Camille Lefèvre (avatar)

Camille Lefèvre

Abonné·e de Mediapart

Ce blog est personnel, la rédaction n’est pas à l’origine de ses contenus.

Le tournant néo-libéral : Le tatchérisme (2e partie)


On voit donc bien que les Blundell et autres Thiériot tronquent, sciemment ou non, l'ampleur réelle de la pauvreté, de l'inégalité par des arguments fallacieux, par une réthorique dictée par l'idéologie et sans commune mesure avec la vie concrète des existences de ceux qui la subissent. Nous venons de le voir pour la pauvreté, nous allons le voir maintenant dans différents domaines, au travers des actions du gouvernement conservateur de Thatcher, de manière chronologique : - 1979, 12 juin : le gouvernement Thatcher baissent le taux d'imposition des plus hauts salaires. Il passe de 83 à 60 % (et plus tard il passera à 40 %) et les plus bas de 33 à 30 % (et plus tard, jusqu'à 20 %) et établit une TVA à 15 %. L'impôt sur les sociétés passera de 53 à 33 %. Dès le départ, Thatcher donne le ton libéral de sa politique : Enrichir les riches et faire payer les humbles avec un impôt inégalitaire comme la TVA. "Durant les années 80, 1 % des contribuables recevait 29 % de tous les bénéfices dus aux diminutions d'impôts, de telle sorte qu'un célibataire gagnant la moitié du salaire moyen voyait ses impôts augmenter de 7 %, alors qu'un célibataire gagnant 10 fois le salaire moyen avait une réduction de 21 %."


extrait de : http://www.france.attac.org/spip.php?article407


Cette réforme de la fiscalité a été en partie inspirée par Arthur Laffer, professeur d'économie à l'université de Californie à Los Angeles (UCLA). En 1974, il explique à ses étudiants au cours d'un repas qu'un taux fiscal élevé conduit, à partir d'un certain seuil, une diminution des recettes fiscales. Sur une serviette en tissu il dessine une courbe devenue célèbre sous le nom de courbe de Laffer, mais dont le principe avait été théorisé au moins depuis Ibn Khaldûn au XIVe siècle.

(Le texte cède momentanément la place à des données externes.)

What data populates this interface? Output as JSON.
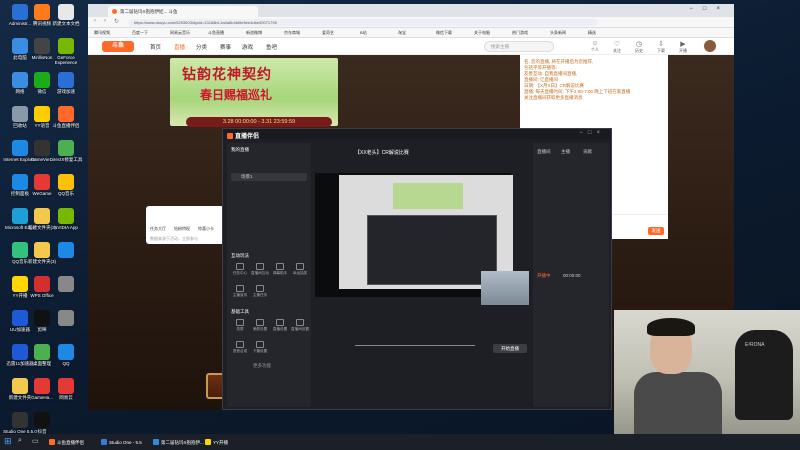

"A la fin des années 1970, Arthur Laffer a tenté de théoriser ce qu’il appelle « l’allergie fiscale ». Le principe est simple. A partir d’un seuil de prélèvement, les citoyens ont le sentiment de travailler plus pour l’Etat que pour leur compte personnel et par voie de conséquence, réduisent leur activité d’où, et c’est aisé à comprendre, une baisse des recettes. C’est ce qu’on appelle un effet paradoxal. En voulant augmenter l’assiette des impôts, l’Etat finira par avoir des recettes réduites. Cette démonstration est hélas fallacieuse car elle ne tient pas compte de multiples contextes. D’abord la rationalité infaillible des agents économiques. Ensuite, l’ouverture des frontières ainsi que la structure du marché du travail encadré. Prélèvements ou pas, le salarié qui a signé pour 35 heures en fera 35. La « démonstration » de Laffer a plus servi une rhétorique offensive contre les impôts et la puissance de l’Etat que comme un outil de gestion politique efficace. D’ailleurs, qui connaît ce seuil ? A une époque récente, certains pays scandinaves ont prospéré avec un taux de prélèvements approchant les 70 %. En plus, aucun consensus ne règne parmi les économistes et un certain Joseph Stiglitz est près de penser que cette courbe de Laffer est une vaste fumisterie, sans fondements empiriques. Partout dans le monde, on trouvera quelques situations allant dans ce sens. Sous Reagan et sous Thatcher, la baisse des tranches d’impôt maximales fut associée à une petite remontée des recettes fiscales. Encore faut-il savoir quelle est la politique fiscale complète. En France, admettons que je baisse les tranches d’imposition supérieures. Ensuite, un point d’augmentation de la TVA et hop, le tour est joué, les recettes ont augmenté. Le président Sarkozy semble s’accommoder du « principe de Laffer » et s’en inspirer."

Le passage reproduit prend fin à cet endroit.